Note: strategies are only supported in Java and Ada.

To exercise some control over the application of the rules, rewriting based languages provide abstract ways by using reflexivity and the meta-level for Maude, or the notion of rewriting strategies as in Tom. Strategies such as bottom-up, top-down or leftmost-innermost are higher-order features that describe how rewrite rules should be applied (At each step, the strategy chooses which rule is applied and in which position inside the term).

In Tom, we have developed a flexible and expressive strategy language inspired by ELAN, Stratego, and JJTraveler where high-level strategies are defined by combining low-level primitives. For example, the top-down strategy is recursively defined by Sequence(s,All(TopDown(s))). Users can define elementary strategies (corresponding to a set of rewriting rules) and control them using various combinators proposed in the sl library. This rich strategy language allows to easily define various kinds of term traversals.

In this chapter, first, we briefly present the sl library functioning. After that, we describe in detail every elementary strategy and strategy combinator. Then, we explain how the sl library can be used in combination with Gom structures.



The package is mainly composed by an interface Strategy and a class for each strategy combinator.

Strategy interface

Every strategy (elementary strategy or combinator) implements the Strategy interface. To apply a strategy on a term (generally called the subject), this interface offers two methods:

  • Visitable visitLight(Visitable any) visits the subject any in a light way (without environment)
  • Visitable visit(Visitable any) visits the subject any and manages the environment

A strategy can visit any Visitable object. Any term constructed using a Tom mapping or a Gom signature is Visitable. The first method visitLight is the most efficient because it does not manage any environment. Most of time, it is sufficient. The second method depends on an environment. The visit(Visitable) method behaves like visitLight but updates at each step an environment.

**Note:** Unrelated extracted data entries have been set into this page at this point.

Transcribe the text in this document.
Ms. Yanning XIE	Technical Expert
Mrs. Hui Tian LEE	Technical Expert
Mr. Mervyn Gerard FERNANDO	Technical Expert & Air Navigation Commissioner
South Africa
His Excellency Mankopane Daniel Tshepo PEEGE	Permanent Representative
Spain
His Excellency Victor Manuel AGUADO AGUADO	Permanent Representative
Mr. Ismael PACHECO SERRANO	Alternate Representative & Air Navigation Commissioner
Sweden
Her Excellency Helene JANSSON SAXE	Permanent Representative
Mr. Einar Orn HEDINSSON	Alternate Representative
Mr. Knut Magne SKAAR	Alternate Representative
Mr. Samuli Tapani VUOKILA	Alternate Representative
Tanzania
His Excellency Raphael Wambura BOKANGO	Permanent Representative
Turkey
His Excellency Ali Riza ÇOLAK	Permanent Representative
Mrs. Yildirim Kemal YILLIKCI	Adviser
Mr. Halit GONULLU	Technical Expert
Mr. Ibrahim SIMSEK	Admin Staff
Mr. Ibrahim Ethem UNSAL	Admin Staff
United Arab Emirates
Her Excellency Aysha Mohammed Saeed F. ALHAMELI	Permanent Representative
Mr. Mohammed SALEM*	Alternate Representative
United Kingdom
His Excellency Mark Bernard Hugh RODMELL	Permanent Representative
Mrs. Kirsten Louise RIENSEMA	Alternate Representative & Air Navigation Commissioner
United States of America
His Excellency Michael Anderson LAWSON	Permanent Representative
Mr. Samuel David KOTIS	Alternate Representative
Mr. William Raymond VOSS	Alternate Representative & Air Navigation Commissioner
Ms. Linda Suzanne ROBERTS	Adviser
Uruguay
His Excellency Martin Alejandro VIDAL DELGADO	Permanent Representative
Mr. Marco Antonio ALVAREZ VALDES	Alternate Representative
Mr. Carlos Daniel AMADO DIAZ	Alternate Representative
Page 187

When applied on a term, a strategy returns a Visitable corresponding to the result. In case of failures, these two methods throw a VisitFailure exception.

Note: When handwritten mappings are used, implemented Java classes has to implement the Visitable interface to be correctly used with strategies.


An environment is composed of the current position and the current subterm where the strategy is applied. This object corresponds to the class Environment of the package and can be associated to a strategy using setEnvironment(Environment) and accessed using getEnvironment(). A position in a term is a sequence of integers that represents the path from the root of the term to the current subterm where the strategy is applied.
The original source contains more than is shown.